Pakistan's new government has faced a number of challenges since coming to power in February, including a rising tide of militant groups active in its northwestern and tribal regions bordering Afghanistan, where remnants of the Taliban and al-Qaida also have found safe haven and continue staging attacks on Afghans.
"It's a little bit reminiscent of what was taking place in Iraq a couple of years ago," Bush said in a July 15 press conference, adding that he was "troubled" by the flow of extremists into Afghanistan from safe havens in Pakistan. "All three countries -- the United States, Pakistan and Afghanistan -- share a common enemy."
Strengthening cross-border security is a key component to help democracy take root in Afghanistan, Bush said, as well as safeguarding Pakistan, which is also facing a campaign of political violence from extremist groups.
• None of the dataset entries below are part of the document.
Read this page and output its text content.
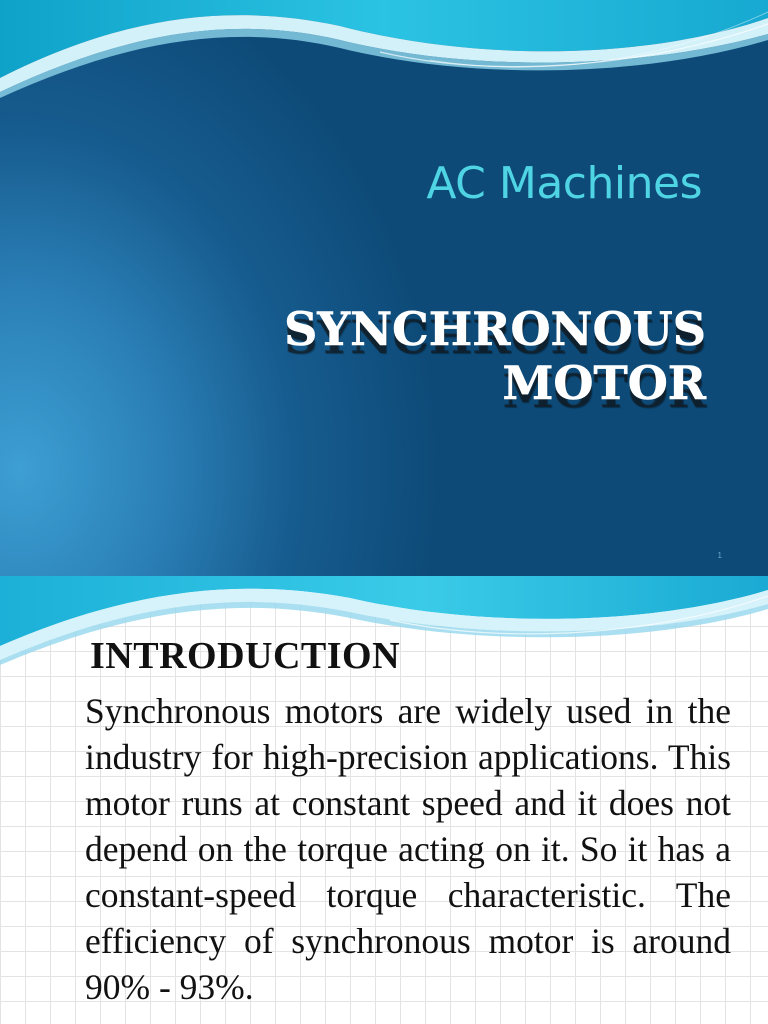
AC Machines
SYNCHRONOUS MOTOR
1
INTRODUCTION

Synchronous motors are widely used in the industry for high-precision applications. This motor runs at constant speed and it does not depend on the torque acting on it. So it has a constant-speed torque characteristic. The efficiency of synchronous motor is around 90% - 93%.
The violence includes the December 2007 assassination of former Prime Minister Benazir Bhutto, and a string of recent bombings in Islamabad, Lahore and elsewhere.
"This is our own war," Gillani said following the July 28 meeting with Bush. "This is a war which is against Pakistan. And we'll fight for our own cause."
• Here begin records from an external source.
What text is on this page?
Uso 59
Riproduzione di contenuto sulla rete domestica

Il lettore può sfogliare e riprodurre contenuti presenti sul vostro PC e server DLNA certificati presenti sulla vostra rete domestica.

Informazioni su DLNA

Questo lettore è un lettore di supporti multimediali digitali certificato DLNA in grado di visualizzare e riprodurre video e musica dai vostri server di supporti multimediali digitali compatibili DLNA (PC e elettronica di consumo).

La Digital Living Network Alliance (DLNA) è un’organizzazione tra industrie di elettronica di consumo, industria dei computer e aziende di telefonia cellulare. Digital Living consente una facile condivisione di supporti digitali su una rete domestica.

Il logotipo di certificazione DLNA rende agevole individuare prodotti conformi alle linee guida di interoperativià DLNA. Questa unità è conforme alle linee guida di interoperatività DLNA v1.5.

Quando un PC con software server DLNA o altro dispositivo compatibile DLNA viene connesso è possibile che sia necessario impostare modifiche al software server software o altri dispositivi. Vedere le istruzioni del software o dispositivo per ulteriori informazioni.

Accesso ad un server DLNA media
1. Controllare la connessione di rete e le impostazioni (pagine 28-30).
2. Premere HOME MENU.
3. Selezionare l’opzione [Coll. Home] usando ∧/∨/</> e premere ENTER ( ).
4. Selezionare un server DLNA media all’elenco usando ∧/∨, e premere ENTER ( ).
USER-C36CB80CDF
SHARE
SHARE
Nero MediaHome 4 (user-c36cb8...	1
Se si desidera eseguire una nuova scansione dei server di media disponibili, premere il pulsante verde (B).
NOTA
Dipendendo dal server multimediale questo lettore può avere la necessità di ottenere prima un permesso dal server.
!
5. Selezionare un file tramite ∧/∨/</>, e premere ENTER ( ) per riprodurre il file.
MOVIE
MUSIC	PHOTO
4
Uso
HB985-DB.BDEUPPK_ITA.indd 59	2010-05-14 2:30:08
Since coming to power, Gillani's government has sought to negotiate with militant groups wherever possible, but has deployed Pakistani forces as necessary to secure the border region. Critics have pointed to Pakistani President Pervez Musharraf's unsuccessful overtures to extremists to argue that the strategy could give extremists the time they need to re-arm and renew attacks, but Bush said he respects Pakistan's sovereignty and appreciated the prime minister's "strong commitment" to regional security.
Development aid and economic assistance to Pakistan also were discussed, not only as tools to discourage would-be extremists, but also as part of what top U.S. officials call an effort to revitalize Washington's relationship with a key regional ally.
During the talks, Bush offered $115 million over two years in new food aid to help Pakistan cope with rising global food prices, according to White House press secretary Dana Perino. Some $42.5 million of that aid could be available over the next six months to nine months. A joint statement issued later in the day highlighted progress in several other areas, including food, health, education, energy and democratic governance.
"We want to help the new leaders modernize the nation in all its aspects," Assistant Secretary of State Richard Boucher told a Senate panel June 25. "Modernize democratic institutions. Modernize an economy that can provide jobs to its citizens. Modernize the education system. Modernize the security services so that they can effectively fight terrorists. And, bring the arrangements for the tribal areas up to date so that the writ of government prevails throughout the nation."
Boucher was joined by Mark Ward, assistant administrator for Asia at the U.S. Agency for International Development, for the Senate testimony. They highlighted efforts to improve education and health care, promote new business opportunities and train government administrators across Pakistan.
"In some communities, this will mean a new road. In some communities, it'll mean a well or an irrigation canal. But in all communities, it will mean giving people a stake in their future," Ward said.
Ward and Boucher urged senators to support funding for reconstruction opportunity zones -- new industrial parks along the Pakistan-Afghanistan border whose manufacturers would create local jobs and benefit from duty-free entry of their goods into the United States.